The Light at the End of the (Long) Tunnel

November 16, 2020 | Marcus Plescia

There is no question that things feel dark right now. COVID-19 rates are rising in states across the country, the daily case rate has exceeded 100,000, the upcoming winter months and major holidays are a portent of future spread, and the nation is in process of undergoing a challenging political transition.

As state and territorial leaders of the nation’s pandemic response, health officials’ focus now is how we can provide effective public health guidance through these next few months. And although there are hopeful new interventions on the horizon, clear direction-setting in every state and territories is vital to assure our planning and implementation is fair and focused on those most at need.

These are not entirely unprecedented times. The 1918 pandemic flu killed almost 700,000 Americans. Even then, despite increasing understanding of respiratory disease transmission, many leaders—including public health leaders—downplayed the pandemic and refused to take effective steps to limit large gatherings and encourage mask wearing.

Changing behavior, or introducing new social norms, was as difficult then as it is now. We have to learn from history if we are to effectively respond to our present reality.

It is increasingly clear that we must listen to, understand, and address the existing fears, misunderstandings, and feelings of helplessness of the public toward COVID-19. We have to also understand the blatant disregard for public health mandates, and the mistrust and perceived threat to liberty that public health orders are eliciting from a vocal minority of our fellow Americans.

Our challenge over the next few months and beyond will be to encourage a divided and discouraged country to participate in vaccination and emerging medical treatments, while maintaining physical distance and mask wearing behaviors that will continue to be necessary well into the future.

Dr. Anthony Fauci of the National Institutes of Health has emerged as one the nation’s most visible infectious disease specialist. He is well-schooled in both the science and art of medicine. He is perseverant, speaks to the science, and communicates effectively with the public with empathy and understanding. Many state health officials have been equally effective using these same approaches with their political leaders and the public.

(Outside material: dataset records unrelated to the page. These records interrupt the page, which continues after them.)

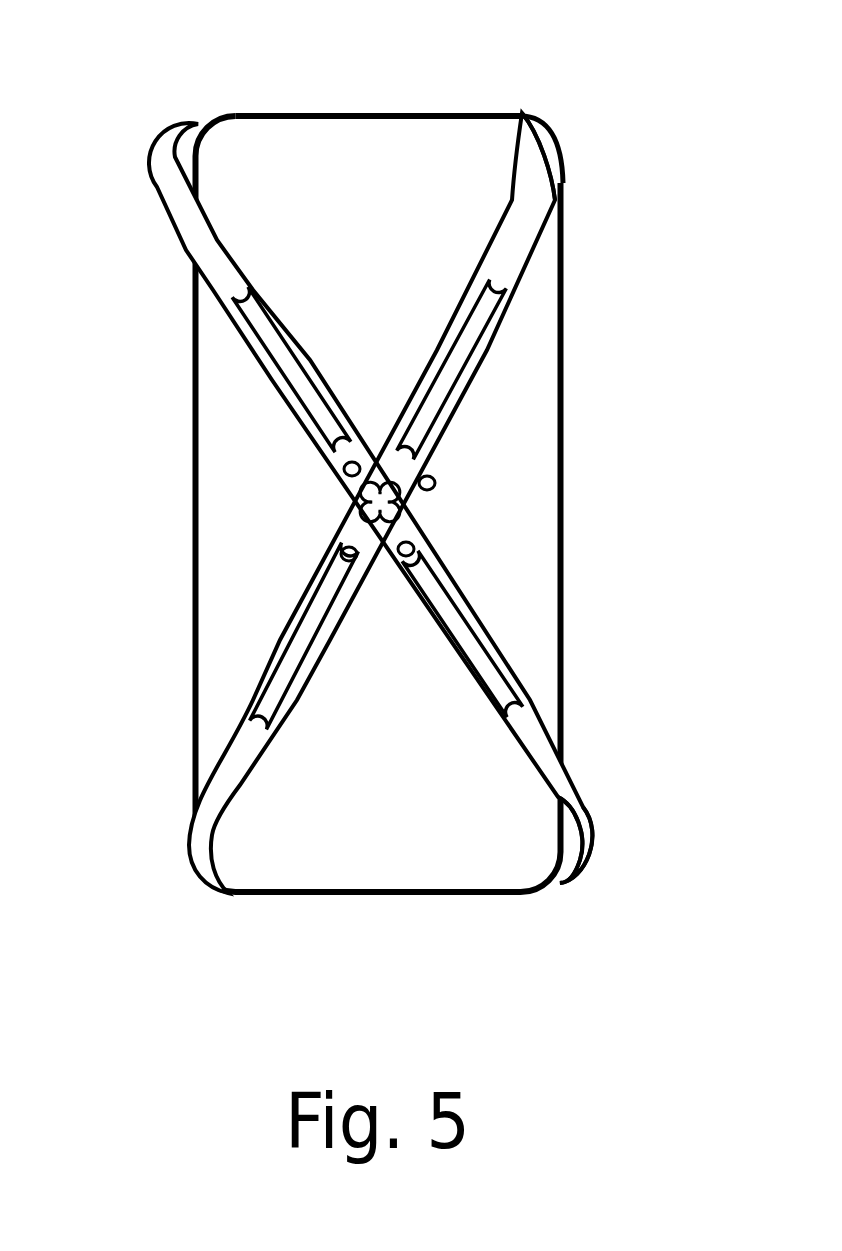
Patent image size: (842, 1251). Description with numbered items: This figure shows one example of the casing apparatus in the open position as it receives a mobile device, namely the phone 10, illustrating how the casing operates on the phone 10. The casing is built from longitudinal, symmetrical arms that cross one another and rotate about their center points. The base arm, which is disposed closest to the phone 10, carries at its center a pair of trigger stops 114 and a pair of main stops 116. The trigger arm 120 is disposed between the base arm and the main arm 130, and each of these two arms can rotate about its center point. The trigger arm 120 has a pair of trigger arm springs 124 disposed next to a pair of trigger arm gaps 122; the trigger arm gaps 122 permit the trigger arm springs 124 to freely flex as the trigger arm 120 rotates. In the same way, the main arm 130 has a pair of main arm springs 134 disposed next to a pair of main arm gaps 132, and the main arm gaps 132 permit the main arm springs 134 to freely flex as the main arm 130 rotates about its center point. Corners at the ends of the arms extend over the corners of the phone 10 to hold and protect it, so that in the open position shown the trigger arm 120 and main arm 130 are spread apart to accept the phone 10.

The phone 10 is at (389, 140).
The trigger stops 114 is at (345, 464).
The main stops 116 is at (420, 472).
The trigger arm 120 is at (590, 815).
The trigger arm gaps 122 is at (478, 653).
The trigger arm springs 124 is at (323, 398).
The main arm 130 is at (550, 178).
The main arm gaps 132 is at (490, 302).
The main arm springs 134 is at (495, 326).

ASTHO will continue to share these effective strategies since it’s the most important thing we can do right now to fight pandemic fatigue and encourage the sustained adoption of COVID-19 prevention measures to slow the spread of disease. As state public health leaders continue to lead and communicate their response, we need to find ways to re-frame these conversations about risk reduction and prevention with attention to our collective values as Americans and put the "public"—all of us—back into public health.

There is a light at the end of the tunnel. The recent progress developing a COVID-19 vaccine is encouraging. So is the emergence of new medical treatments and the potential for a more coordinated federal approach to testing, face coverings, and physical distancing.

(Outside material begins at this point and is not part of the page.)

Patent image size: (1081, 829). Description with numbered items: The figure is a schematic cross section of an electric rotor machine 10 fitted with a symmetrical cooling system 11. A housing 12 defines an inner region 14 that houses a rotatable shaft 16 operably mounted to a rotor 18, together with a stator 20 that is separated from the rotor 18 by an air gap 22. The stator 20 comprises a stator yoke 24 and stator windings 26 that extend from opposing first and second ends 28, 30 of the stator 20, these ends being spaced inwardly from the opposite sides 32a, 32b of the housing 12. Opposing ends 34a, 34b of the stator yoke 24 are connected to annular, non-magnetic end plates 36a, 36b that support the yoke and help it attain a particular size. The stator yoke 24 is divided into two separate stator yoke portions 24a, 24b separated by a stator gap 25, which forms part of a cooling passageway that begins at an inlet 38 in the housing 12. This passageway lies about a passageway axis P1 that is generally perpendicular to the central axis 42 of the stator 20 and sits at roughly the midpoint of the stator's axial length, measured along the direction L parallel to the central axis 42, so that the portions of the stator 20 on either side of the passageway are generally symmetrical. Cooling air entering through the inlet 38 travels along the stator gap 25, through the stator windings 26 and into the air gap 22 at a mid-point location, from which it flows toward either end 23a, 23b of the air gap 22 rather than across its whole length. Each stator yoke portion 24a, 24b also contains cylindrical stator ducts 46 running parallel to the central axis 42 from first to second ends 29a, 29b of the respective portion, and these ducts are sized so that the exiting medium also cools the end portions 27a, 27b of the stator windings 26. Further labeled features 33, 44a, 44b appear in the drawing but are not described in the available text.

However, administering a vaccine at the scale and speed required will be a challenge for state health departments. We must balance our need for expediency with continued attention to the disparities we have witnessed in COVID-19 infection and outcomes among people of color.

These disparities will become worse if communities are hesitant to participate in vaccination—after all, minority communities have good reason to be hesitant given the legacy of medical injustices they have suffered in the past.

Widespread communications campaigns will be important, but public health leaders have tools and relationships we can pull from to engage and inform diverse communities. Despite the rapid timeline and scale of the endeavor, we must find ways now to engage communities that will be most difficult to reach in our planning efforts and as we distribute the vaccine.

As we move through the next few months we will be increasingly challenged by the human consequences of this pandemic and the toll on our workforce. As public health leaders, we are used to dealing with controversy. We are skilled at communicating recommendations and actions based on evidence and emerging science, and we are fortunate to lead a workforce that is sensitive to cultural and historical experience.

It is important to remember there is a light at the end of the tunnel and an opportunity to make public health stronger. Thank you for your leadership and perseverance in these difficult times.